Thanks for replying. I want to tell you that I feel deep regret for my impulse to publically shame you - even though I've gotten a lot of points for this comment, and did not really receive criticism for it.

Hey - if you make performance optimizations and compare implementations, it's probably best not to jump to quick conclusions. I would advise to brush up on C to get a feel for performance. Or, in times where it's popular to shit on C, and claim that it's not really a low-level language anymore, I would advise to write some assembler (which I've barely done). In practice it's unlikely that you find yourself in a situation where you can write code in a high-level language that runs considerably faster than what you could realistically write in C. The only situation where that can happen that I can see, is when the program does something that is so complicated but seems so arbitrary that you simply can't bring yourself to invest more time than what you need to hack together a quick Python script, and what you would be willing to write in C would be not even the asymptotically best approach that you can see.

For a simple program like wc, that situation does not apply, and if you find surprising results, it's best to first check for other possible reasons than "thousands of graybeards were wrong".

No worries, that's a natural reaction!

> In practice it's unlikely that you find yourself in a situation where you can write code in a high-level language that runs considerably faster than what you could realistically write in C.

I do way more C++ (in fact, I don't do pure C at all), and aliasing has bitten me and my code performance more often than I'd like. While there are workarounds, I'd probably consider spending time and effort on them as rather unrealistic in a sense. So it surely doesn't contradict my world model if a language with a stricter type system (Haskell? Rust? ATS anyone?) achieves better results on at least some of the tasks with less effort and less dependence on implementation details.

Although ironically I'm going to write something low-level for the Haskell bytestrings library today evening, in C with intrinsics (so almost assembly modulo stuff like register allocation).

The github repo description is equally distasteful too:

> wc implemented in Haskell (significantly faster than GNU coreutils version — oops I did it again

For reference, I'm referring to the "oops I did it again" part.
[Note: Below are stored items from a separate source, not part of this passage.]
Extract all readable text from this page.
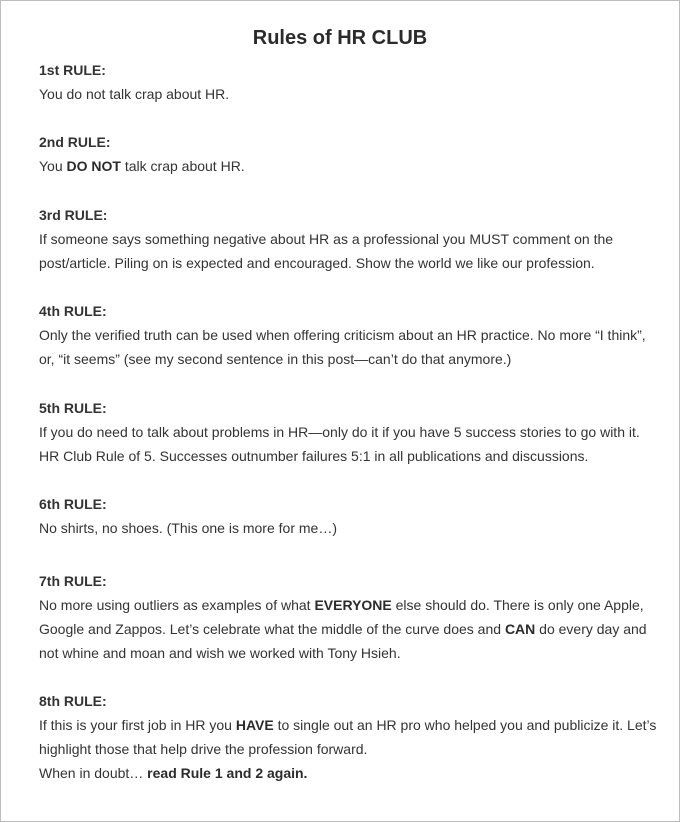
Rules of HR CLUB
1st RULE:
You do not talk crap about HR.
2nd RULE:
You DO NOT talk crap about HR.
3rd RULE:
If someone says something negative about HR as a professional you MUST comment on the
post/article. Piling on is expected and encouraged. Show the world we like our profession.
4th RULE:
Only the verified truth can be used when offering criticism about an HR practice. No more “I think”,
or, “it seems” (see my second sentence in this post—can’t do that anymore.)
5th RULE:
If you do need to talk about problems in HR—only do it if you have 5 success stories to go with it.
HR Club Rule of 5. Successes outnumber failures 5:1 in all publications and discussions.
6th RULE:
No shirts, no shoes. (This one is more for me…)
7th RULE:
No more using outliers as examples of what EVERYONE else should do. There is only one Apple,
Google and Zappos. Let’s celebrate what the middle of the curve does and CAN do every day and
not whine and moan and wish we worked with Tony Hsieh.
8th RULE:
If this is your first job in HR you HAVE to single out an HR pro who helped you and publicize it. Let’s
highlight those that help drive the profession forward.
When in doubt… read Rule 1 and 2 again.
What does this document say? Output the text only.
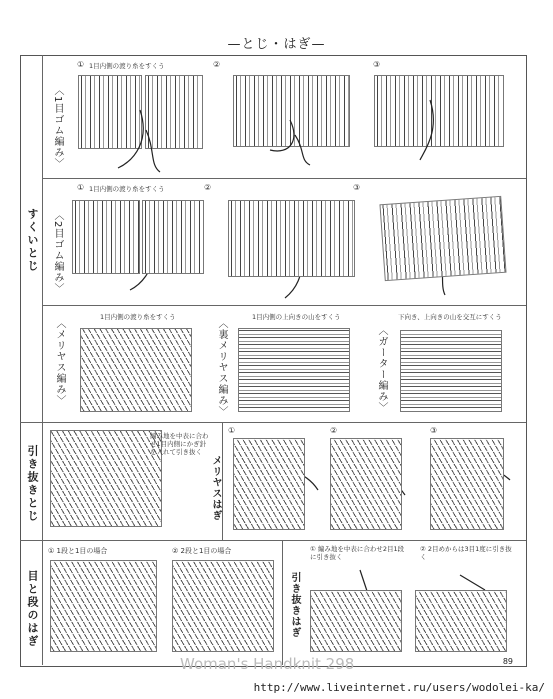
—とじ・はぎ—
すくいとじ
引き抜きとじ
目と段のはぎ
〈1目ゴム編み〉
① 1目内側の渡り糸をすくう	②	③
〈2目ゴム編み〉
① 1目内側の渡り糸をすくう	②	③
〈メリヤス編み〉
1目内側の渡り糸をすくう
〈裏メリヤス編み〉
1目内側の上向きの山をすくう
〈ガーター編み〉
下向き、上向きの山を交互にすくう
編み地を中表に合わせ1目内側にかぎ針を入れて引き抜く
①	②	③
メリヤスはぎ
① 1段と1目の場合	② 2段と1目の場合
引き抜きはぎ
① 編み地を中表に合わせ2目1段に引き抜く
② 2目めからは3目1度に引き抜く
Woman's Handknit 298	89
http://www.liveinternet.ru/users/wodolei-ka/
It's really hard to take that comment as "honours go to GHC authors".

Also, I suggest you try running the GNU wc with unicode turned off because unicode is computationally expensive and you're deliberately disabling unicode support in your own code anyway. I appreciate you said you'd add in the edge cases that GNU does in your next blog post but disabling unicode in GNU for this benchmark would show good faith that you're at least trying to compare like for like. And if GHC still out performs then you can at least legitimately say:

> My code outperforms GNU for non-unicode strings

Which currently you cannot because your claim is based on incorrect benchmarks.
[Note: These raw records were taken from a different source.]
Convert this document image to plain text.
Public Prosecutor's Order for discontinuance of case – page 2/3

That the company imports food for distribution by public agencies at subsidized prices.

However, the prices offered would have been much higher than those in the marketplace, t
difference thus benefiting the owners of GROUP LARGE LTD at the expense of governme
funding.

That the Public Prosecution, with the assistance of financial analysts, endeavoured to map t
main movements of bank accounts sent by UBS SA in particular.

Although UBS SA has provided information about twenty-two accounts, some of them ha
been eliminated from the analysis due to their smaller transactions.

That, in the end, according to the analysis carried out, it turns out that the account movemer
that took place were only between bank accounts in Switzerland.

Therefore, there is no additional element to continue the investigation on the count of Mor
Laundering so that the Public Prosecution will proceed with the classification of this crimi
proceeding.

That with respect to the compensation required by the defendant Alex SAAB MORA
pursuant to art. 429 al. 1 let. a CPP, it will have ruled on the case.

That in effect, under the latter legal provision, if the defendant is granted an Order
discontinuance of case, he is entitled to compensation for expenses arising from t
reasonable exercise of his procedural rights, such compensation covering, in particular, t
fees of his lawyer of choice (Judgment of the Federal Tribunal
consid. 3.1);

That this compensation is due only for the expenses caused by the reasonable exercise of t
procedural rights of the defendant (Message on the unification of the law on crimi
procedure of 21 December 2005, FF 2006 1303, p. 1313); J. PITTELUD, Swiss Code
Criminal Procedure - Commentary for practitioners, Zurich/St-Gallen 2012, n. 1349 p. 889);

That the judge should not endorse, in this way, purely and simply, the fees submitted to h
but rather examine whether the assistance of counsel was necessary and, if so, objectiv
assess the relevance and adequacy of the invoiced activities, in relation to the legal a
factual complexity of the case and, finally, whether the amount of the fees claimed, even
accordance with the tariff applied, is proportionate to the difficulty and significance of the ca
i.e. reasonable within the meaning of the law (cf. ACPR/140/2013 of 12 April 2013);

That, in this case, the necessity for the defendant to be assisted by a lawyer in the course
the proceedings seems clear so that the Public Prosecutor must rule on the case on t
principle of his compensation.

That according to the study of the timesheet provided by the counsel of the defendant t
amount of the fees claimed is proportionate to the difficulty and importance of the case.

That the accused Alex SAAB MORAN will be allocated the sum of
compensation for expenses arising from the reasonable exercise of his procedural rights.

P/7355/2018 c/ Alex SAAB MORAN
> For reference, I'm referring to the "oops I did it again" part. It's really hard to take that comment as "honours go to GHC authors".
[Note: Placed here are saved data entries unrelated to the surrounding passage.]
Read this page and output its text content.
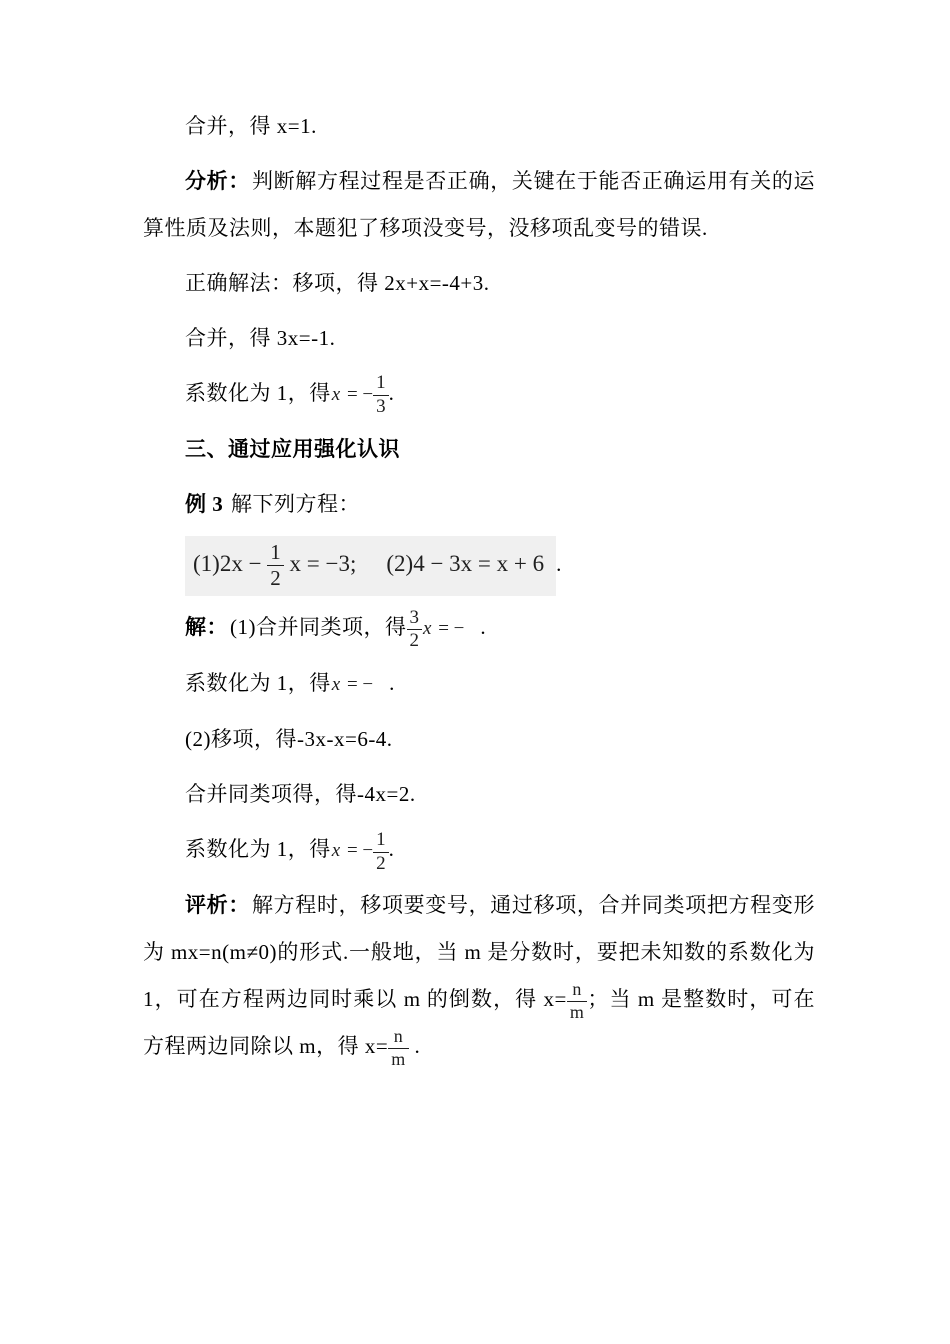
合并，得 x=1.

分析：判断解方程过程是否正确，关键在于能否正确运用有关的运算性质及法则，本题犯了移项没变号，没移项乱变号的错误.

正确解法：移项，得 2x+x=-4+3.

合并，得 3x=-1.

系数化为 1，得x = − $\frac{1}{3}$ .

三、通过应用强化认识

例 3 解下列方程：

$(1)2x - \frac{1}{2}$ x = −3; (2)4 − 3x = x + 6 .

解：(1)合并同类项，得 $\frac{3}{2}$ x = − .

系数化为 1，得x = − .

(2)移项，得-3x-x=6-4.

合并同类项得，得-4x=2.

系数化为 1，得x = − $\frac{1}{2}$ .

评析：解方程时，移项要变号，通过移项，合并同类项把方程变形为 mx=n(m≠0)的形式.一般地，当 m 是分数时，要把未知数的系数化为 1，可在方程两边同时乘以 m 的倒数，得 $x= \frac{n}{m}$ ；当 m 是整数时，可在方程两边同除以 m，得 $x= \frac{n}{m}$ .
Was overly excited when I created the repo after obtaining the first results. Childish indeed, thanks for reminding, fixed.

> Also, I suggest you try running the GNU wc with unicode turned off because unicode is computationally expensive and you're deliberately disabling unicode support in your own code anyway.

I tried running wc as `LC_ALL=C wc file.txt`, and it (surprisingly for me) resulted in worse run time for wc (my default locale is ru_RU.UTF-8 for comparison). This reproduced on two machines of mine and also on a machine of a friend of mine who also gave my code a shot.

My bad for omitting this in the post, I'll update it accordingly.

wc running slower seems wrong. I wonder if it's doing additional sanitising because your LANG differs from your LC_ALL. I'd need to read through the code to get a handle on what it does and doesn't expect though but I definitely wouldn't expect wc to run slower.